Sociopaths in office

Don't miss this excellent article to the effect that Spitzer's big crimes were professional and his personal failings merely an extension of his sociopathic behavior in office:

But Spitzer's professional life, rather than being better than his personal life, was worse. If in his personal life he paid money for attractive young women to create the illusion of his own supreme importance, in his professional life he achieved this illusion by abusing the power of the state, acting as a bully who threatened to "steamroller" over other people's lives and careers. (snip)

Eliot Spitzer is a timeless example of the basic conundrum of government: the fact that anyone who really wants to wield power is, by that very fact, the last person who should be allowed to do so.
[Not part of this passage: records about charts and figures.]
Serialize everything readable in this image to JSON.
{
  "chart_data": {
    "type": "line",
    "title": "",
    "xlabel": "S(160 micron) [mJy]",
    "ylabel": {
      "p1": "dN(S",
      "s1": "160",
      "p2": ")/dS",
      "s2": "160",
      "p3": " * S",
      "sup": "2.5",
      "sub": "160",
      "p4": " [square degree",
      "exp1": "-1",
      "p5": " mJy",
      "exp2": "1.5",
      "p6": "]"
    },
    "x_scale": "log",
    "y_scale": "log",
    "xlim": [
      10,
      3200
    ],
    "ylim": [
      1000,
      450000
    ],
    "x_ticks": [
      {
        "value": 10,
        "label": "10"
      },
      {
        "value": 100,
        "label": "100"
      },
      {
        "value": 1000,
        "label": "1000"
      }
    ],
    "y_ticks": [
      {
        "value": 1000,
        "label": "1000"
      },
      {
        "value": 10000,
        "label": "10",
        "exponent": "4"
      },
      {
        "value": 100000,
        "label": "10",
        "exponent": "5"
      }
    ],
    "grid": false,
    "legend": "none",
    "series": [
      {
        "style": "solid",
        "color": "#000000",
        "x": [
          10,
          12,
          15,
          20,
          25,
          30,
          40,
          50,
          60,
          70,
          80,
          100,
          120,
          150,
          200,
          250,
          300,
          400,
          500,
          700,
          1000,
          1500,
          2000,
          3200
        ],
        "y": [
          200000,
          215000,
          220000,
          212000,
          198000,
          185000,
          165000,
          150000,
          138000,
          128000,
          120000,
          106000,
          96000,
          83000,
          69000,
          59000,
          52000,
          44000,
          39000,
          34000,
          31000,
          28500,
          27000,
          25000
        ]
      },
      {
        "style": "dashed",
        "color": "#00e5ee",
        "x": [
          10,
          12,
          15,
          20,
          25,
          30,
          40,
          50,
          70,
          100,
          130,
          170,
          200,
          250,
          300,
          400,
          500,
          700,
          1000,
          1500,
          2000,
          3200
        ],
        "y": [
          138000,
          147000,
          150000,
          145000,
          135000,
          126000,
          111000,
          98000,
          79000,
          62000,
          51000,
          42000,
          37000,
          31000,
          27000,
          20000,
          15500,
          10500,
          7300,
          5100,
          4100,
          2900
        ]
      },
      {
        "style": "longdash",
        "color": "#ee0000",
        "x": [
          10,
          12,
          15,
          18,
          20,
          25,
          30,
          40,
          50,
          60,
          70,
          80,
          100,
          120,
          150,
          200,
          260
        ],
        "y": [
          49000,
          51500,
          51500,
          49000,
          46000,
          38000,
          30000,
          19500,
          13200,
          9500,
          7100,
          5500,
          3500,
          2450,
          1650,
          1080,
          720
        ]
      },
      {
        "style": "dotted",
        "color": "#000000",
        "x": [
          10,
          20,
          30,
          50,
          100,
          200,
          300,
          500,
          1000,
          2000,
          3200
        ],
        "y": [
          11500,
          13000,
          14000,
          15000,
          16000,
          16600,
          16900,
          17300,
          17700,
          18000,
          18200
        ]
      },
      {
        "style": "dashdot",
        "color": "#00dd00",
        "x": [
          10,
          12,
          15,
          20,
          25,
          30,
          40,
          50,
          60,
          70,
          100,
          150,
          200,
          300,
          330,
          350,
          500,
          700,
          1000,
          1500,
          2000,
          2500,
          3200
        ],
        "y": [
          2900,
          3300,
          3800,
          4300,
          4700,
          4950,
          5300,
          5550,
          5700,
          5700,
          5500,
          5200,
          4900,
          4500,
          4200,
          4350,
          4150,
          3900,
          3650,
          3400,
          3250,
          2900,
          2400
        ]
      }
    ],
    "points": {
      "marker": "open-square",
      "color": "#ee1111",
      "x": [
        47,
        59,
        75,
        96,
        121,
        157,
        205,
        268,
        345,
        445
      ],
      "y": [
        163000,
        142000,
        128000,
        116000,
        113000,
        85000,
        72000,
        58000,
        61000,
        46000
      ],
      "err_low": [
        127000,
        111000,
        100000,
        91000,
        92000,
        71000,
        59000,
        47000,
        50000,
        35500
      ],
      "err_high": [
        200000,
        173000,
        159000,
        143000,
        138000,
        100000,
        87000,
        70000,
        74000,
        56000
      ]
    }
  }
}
I call this the Washington Conundrum, named after George Washington--who is arguably the first man in history to demonstrate the solution: the only person who can safely be allowed to wield power is someone who seeks it out of dedication to the cause of liberty.

But take away the love of liberty--and the ideological framework of individual rights that supports it--and we return to the squalid pattern of most of human history: power not only corrupts, but attracts, rewards, and promotes the most corrupt types of human character.

Without the love of liberty and the principles of liberty, we don't get George Washingtons in public office. Instead, we get the Emperor's Club VIPs--self-aggrandizing thugs like Eliot Spitzer.